When run as a daemonset, nodes are re-labeled at an default interval of 60s. This can be changed by using the core.sleepInterval config option.

The worker configuration file is watched and re-read on every change which provides a simple mechanism of dynamic run-time reconfiguration. See worker configuration for more details.

Worker configuration

NFD-Worker supports dynamic configuration through a configuration file. The default location is /etc/kubernetes/node-feature-discovery/nfd-worker.conf, but, this can be changed by specifying the-config command line flag. Configuration file is re-read whenever it is modified which makes run-time re-configuration of nfd-worker straightforward.

Worker configuration file is read inside the container, and thus, Volumes and VolumeMounts are needed to make your configuration available for NFD. The preferred method is to use a ConfigMap which provides easy deployment and re-configurability.

The provided nfd-worker deployment templates create an empty configmap and mount it inside the nfd-worker containers. In kustomize deployments, configuration can be edited with:

kubectl -n ${NFD_NS} edit configmap nfd-worker-conf

In Helm deployments, Worker pod parameter worker.config can be used to edit the respective configuration.
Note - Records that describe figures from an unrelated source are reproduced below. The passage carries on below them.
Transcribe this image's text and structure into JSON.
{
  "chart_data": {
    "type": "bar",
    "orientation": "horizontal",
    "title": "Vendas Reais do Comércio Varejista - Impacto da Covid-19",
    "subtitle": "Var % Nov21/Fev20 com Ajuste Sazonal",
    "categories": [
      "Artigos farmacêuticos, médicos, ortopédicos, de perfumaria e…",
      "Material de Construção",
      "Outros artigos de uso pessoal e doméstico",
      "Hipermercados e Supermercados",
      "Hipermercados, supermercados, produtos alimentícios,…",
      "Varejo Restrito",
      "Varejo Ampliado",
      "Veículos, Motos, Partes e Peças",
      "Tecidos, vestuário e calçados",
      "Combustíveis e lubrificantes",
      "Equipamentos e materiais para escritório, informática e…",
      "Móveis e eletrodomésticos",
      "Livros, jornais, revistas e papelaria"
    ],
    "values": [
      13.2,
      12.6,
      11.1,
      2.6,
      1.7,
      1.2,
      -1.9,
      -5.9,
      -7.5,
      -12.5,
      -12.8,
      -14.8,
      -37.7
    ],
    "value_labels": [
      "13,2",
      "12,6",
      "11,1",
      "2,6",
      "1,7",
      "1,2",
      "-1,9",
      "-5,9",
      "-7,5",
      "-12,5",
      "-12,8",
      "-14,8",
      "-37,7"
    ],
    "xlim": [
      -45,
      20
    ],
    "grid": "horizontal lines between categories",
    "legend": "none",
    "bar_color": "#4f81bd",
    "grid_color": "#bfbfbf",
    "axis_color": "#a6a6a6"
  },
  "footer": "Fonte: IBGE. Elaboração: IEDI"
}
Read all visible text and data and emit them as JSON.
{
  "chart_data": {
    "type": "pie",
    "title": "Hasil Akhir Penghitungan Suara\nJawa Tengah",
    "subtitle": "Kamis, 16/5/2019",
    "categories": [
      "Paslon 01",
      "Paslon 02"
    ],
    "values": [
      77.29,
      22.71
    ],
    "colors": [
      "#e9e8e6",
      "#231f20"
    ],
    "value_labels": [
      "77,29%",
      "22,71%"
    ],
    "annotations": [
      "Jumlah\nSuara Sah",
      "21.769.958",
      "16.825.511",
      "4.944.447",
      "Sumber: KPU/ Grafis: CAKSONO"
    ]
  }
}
See nfd-worker configuration file reference for more details. The (empty-by-default) example config contains all available configuration options and can be used as a reference for creating a configuration.

Configuration options can also be specified via the -options command line flag, in which case no mounts need to be used. The same format as in the config file must be used, i.e. JSON (or YAML). For example:

-options='{"sources": { "pci": { "deviceClassWhitelist": ["12"] } } }'

Configuration options specified from the command line will override those read from the config file.